Summary of Rickets
Transcript for Rickets
Bone softening caused by a faulty process of bone mineralization manifests as either rickets in children or osteomalacia in adults.
Inadequate bone mineralization could be due to a deficient or impaired metabolism of vitamin D, phosphate or calcium.
But first, a bit about bones. Now, long bones, like the femur, are made up of two epiphyses, which are its ends, and the diaphysis, which is the shaft.
Between each epiphysis and the diaphysis, there’s a region called the metaphysis.
And the metaphysis contains the epiphyseal plate, or the growth plate, which is the part of the bone that grows during childhood.
Once growth stops, the growth plate is replaced by an epiphyseal line, and this is known as epiphyseal closure.
Now, for bones to grow and develop properly, special bone cells, called osteoblasts, are hard at work.
To build bone, osteoblasts secrete osteoid, which is an organic matrix made of type 1 collagen.
These collagen fibers are the framework for the osteoblasts' work.
Osteoblasts then deposit calcium and phosphate crystals into the framework.
This process is called bone mineralization, and it confers strength to the growing bones.

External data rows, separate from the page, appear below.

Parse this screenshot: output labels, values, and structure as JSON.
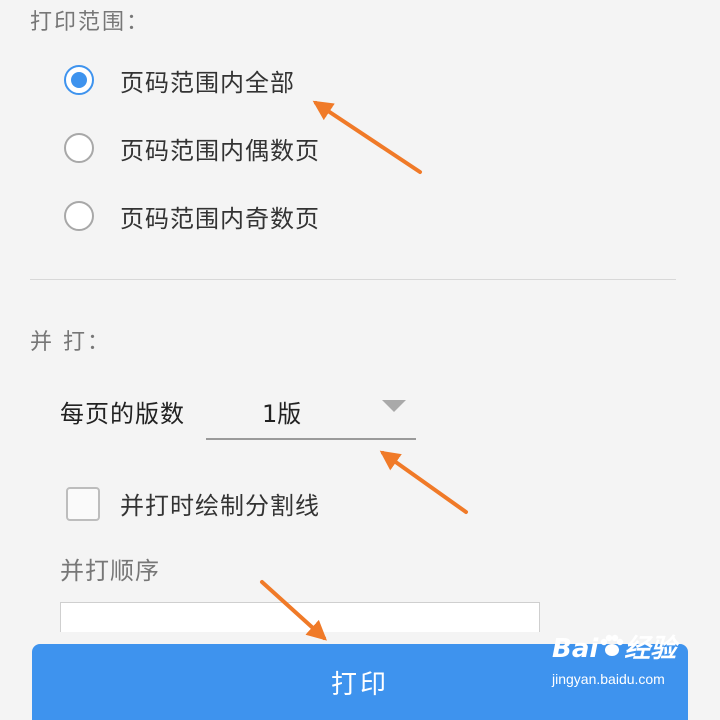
{
  "print_range": {
    "label": "打印范围：",
    "options": [
      {
        "label": "页码范围内全部",
        "checked": true
      },
      {
        "label": "页码范围内偶数页",
        "checked": false
      },
      {
        "label": "页码范围内奇数页",
        "checked": false
      }
    ]
  },
  "combine": {
    "label": "并 打：",
    "pages_per_sheet_label": "每页的版数",
    "pages_per_sheet_value": "1版",
    "draw_divider_label": "并打时绘制分割线",
    "draw_divider_checked": false,
    "order_label": "并打顺序"
  },
  "print_button_label": "打印",
  "watermark": {
    "brand": "Bai",
    "brand_suffix": "经验",
    "url": "jingyan.baidu.com"
  },
  "colors": {
    "accent": "#3e93ee",
    "annotation_arrow": "#f07a28"
  },
  "icons": {
    "dropdown": "triangle-down-icon",
    "paw": "baidu-paw-icon"
  }
}
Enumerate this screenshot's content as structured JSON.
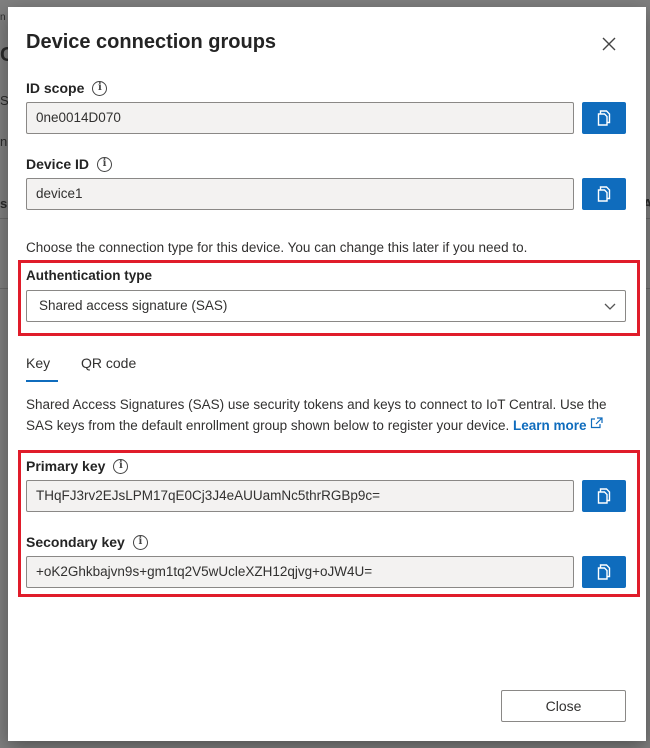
{
  "background": {
    "frag1": "n",
    "frag2": "C",
    "frag3": "S",
    "frag4": "n",
    "frag5": "s",
    "frag6": "A"
  },
  "dialog": {
    "title": "Device connection groups",
    "close_icon": "close-icon",
    "id_scope": {
      "label": "ID scope",
      "value": "0ne0014D070"
    },
    "device_id": {
      "label": "Device ID",
      "value": "device1"
    },
    "connection_hint": "Choose the connection type for this device. You can change this later if you need to.",
    "auth": {
      "label": "Authentication type",
      "selected": "Shared access signature (SAS)"
    },
    "tabs": [
      {
        "label": "Key",
        "active": true
      },
      {
        "label": "QR code",
        "active": false
      }
    ],
    "sas_description": "Shared Access Signatures (SAS) use security tokens and keys to connect to IoT Central. Use the SAS keys from the default enrollment group shown below to register your device.",
    "learn_more": "Learn more",
    "primary_key": {
      "label": "Primary key",
      "value": "THqFJ3rv2EJsLPM17qE0Cj3J4eAUUamNc5thrRGBp9c="
    },
    "secondary_key": {
      "label": "Secondary key",
      "value": "+oK2Ghkbajvn9s+gm1tq2V5wUcleXZH12qjvg+oJW4U="
    },
    "close_label": "Close"
  },
  "colors": {
    "accent": "#0f6cbd",
    "highlight": "#e01c2a"
  }
}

Bone mineralization is dependent on an enzyme called alkaline phosphatase - which increases in response to osteoblast activity.
So, at the end of the day, bones are like a storage warehouse for calcium and phosphate.
Now, the levels of calcium and phosphate in the bone, but also in the blood, are regulated by vitamin D and parathyroid hormone, or PTH.
Vitamin D-wise, two steps are necessary for optimal metabolism: first, there must be enough vitamin D in the body, either from food, or created in the skin in response to sunlight exposure.
Secondly, vitamin D must become metabolically active, and this process also has two steps.
First one happens in the liver, where inactive vitamin D is converted into 25-hydroxy-vitamin D by the enzyme 25-Hydroxylase.
25-hydroxy-vitamin D then travels to the kidneys, where the enzyme 1-alpha-hydroxylase converts it to 1,25 hydroxy-vitamin D, or calcitriol, which is the active form of vitamin D.
Calcitriol increase renal tubular reabsorption of calcium which reduces the loss of calcium in the urine.
Calcitriol also increases the intestinal absorption of calcium and phosphate.
Ok, now let’s have a quick look at parathyroid hormone. Parathyroid hormone is secreted in response to low blood calcium levels, and it stimulates the resorption of calcium and a small amount of phosphate from the bone and into the bloodstream.
Additionally, parathyroid hormone can boost 1-alpha-hydroxylase activity, which forms more active vitamin D, increasing gut absorption of calcium.
Lastly, parathyroid hormone increases calcium reabsorption and reduces the reabsorption of phosphate from the kidneys, so more phosphate is excreted through the urine.
Now, when there's not enough active vitamin D, calcium or phosphate, there's inadequate mineralization.
This means that osteoblasts don’t have enough calcium and phosphate to deposit into the organic matrix.
In children, because the growth plates haven’t closed yet, this leads to softening of the bones, impaired growth of bones, and bone malformations.
Whereas, in adults, where the epiphyseal plates have already closed, it only causes weakening and softening of bones which makes them easier to fracture.
Ok, now vitamin D deficiency is the most common cause of both rickets and osteomalacia.
Causes of vitamin D deficiency include intestinal malabsorption which can be seen with celiac disease or Crohn's disease, not enough UV light exposure, like in homebound, elderly populations.